New York’s COVID-19 fatalities reached 23,848 on Saturday — up from 23,780 on Friday. Johns Hopkins University & Medicine’s online COVID-19 tracker, which includes probable virus deaths in its tally, listed the state’s virus death toll as 29,646.
The state saw a repeated 67 virus-related deaths Friday, including 47 in hospitals and 20 in nursing homes. New York’s COVID-19 death rate remains flat after having 67 fatalities Thursday and 74 fatalities Tuesday and Wednesday.
“Overall, that has been tremendous, tremendous progress from where we were,” Gov. Cuomo said.
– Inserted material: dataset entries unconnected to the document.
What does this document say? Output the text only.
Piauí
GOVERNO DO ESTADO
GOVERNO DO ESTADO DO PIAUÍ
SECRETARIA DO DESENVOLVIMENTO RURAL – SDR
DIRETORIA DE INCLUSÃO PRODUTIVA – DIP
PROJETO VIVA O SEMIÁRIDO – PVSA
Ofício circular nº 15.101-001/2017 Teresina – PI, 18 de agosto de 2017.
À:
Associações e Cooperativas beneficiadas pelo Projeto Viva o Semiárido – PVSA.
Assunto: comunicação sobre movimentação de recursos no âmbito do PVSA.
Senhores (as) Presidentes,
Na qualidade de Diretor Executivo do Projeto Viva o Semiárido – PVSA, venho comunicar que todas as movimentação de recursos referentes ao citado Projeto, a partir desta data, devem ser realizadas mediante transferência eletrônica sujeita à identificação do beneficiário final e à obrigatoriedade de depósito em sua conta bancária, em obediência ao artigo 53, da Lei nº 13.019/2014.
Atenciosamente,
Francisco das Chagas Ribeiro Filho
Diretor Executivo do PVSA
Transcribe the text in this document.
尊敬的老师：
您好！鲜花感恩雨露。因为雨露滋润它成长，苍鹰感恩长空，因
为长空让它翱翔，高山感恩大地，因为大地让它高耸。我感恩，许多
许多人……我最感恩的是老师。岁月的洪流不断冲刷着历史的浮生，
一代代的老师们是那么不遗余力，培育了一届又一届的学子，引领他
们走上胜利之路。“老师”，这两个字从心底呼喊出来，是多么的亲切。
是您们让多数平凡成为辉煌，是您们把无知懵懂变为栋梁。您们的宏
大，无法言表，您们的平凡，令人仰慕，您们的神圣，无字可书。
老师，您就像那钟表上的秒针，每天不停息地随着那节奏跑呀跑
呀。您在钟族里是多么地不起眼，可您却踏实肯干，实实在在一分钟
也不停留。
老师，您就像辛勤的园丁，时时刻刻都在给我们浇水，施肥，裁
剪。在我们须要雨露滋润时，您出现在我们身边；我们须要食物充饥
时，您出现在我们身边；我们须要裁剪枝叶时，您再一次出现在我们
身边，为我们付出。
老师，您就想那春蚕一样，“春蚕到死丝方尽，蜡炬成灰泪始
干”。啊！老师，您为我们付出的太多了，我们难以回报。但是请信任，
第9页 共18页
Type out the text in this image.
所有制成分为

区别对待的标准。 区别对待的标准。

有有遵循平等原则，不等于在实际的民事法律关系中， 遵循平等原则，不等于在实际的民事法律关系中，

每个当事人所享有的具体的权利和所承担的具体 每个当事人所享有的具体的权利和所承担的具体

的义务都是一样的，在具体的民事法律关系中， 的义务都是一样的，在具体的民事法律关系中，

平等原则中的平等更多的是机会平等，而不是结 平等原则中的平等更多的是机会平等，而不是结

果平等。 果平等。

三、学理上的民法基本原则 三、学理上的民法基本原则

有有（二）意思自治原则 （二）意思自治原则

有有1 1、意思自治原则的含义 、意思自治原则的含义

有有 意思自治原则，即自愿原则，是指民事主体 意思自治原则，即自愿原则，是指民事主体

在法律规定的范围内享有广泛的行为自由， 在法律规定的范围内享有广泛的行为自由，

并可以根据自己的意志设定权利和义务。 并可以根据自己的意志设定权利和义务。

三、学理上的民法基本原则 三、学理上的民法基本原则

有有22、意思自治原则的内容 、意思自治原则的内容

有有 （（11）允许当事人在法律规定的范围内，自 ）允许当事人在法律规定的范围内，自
The state tested 2,005,381 people in total by Saturday, revealing 369,660 total positive cases of the virus. New York’s hospitalization rates continued a downward trend to 3,619 patients, down 162, according to the governor’s office.
Ten more COVID-19 testing sites will open in 10 coronavirus “hotspot” ZIP codes that state officials identified with rigorous diagnostic and antibody testing. The virus remains most prevalent in low-income neighborhoods in Queens, the Bronx and Brooklyn where COVID-19 infection rates are more than 40 percent or twice the 19.9 percent infection rate of the city’s general population.
The Capital District and Western New York regions could start Phase II of the state’s four-phase reopening plan next week. The state requires at least 14 days, or one COVID-19 infection cycle, between phases. Western New York started reopening May 19. The Capital District followed on May 20.
New York City continues to prepare for a June 8 reopening. Officials will focus on the city’s hospital system next week to procure sufficient personal protective equipment (PPE) in case of a second wave of the virus. Hospitals and healthcare centers cannot scramble for supplies, equipment and staffing if the state has another COVID-19 outbreak, Gov. Cuomo said. They must coordinate a plan now to shift patients and resources — not in the midst of a crisis, he said.
“On the first go around, we had to design the airplane as we were flying it,” the governor said. “We want to make sure we have that refined over the next week.”
Saturday marked 91 days since New York’s first positive COVID-19 case was reported.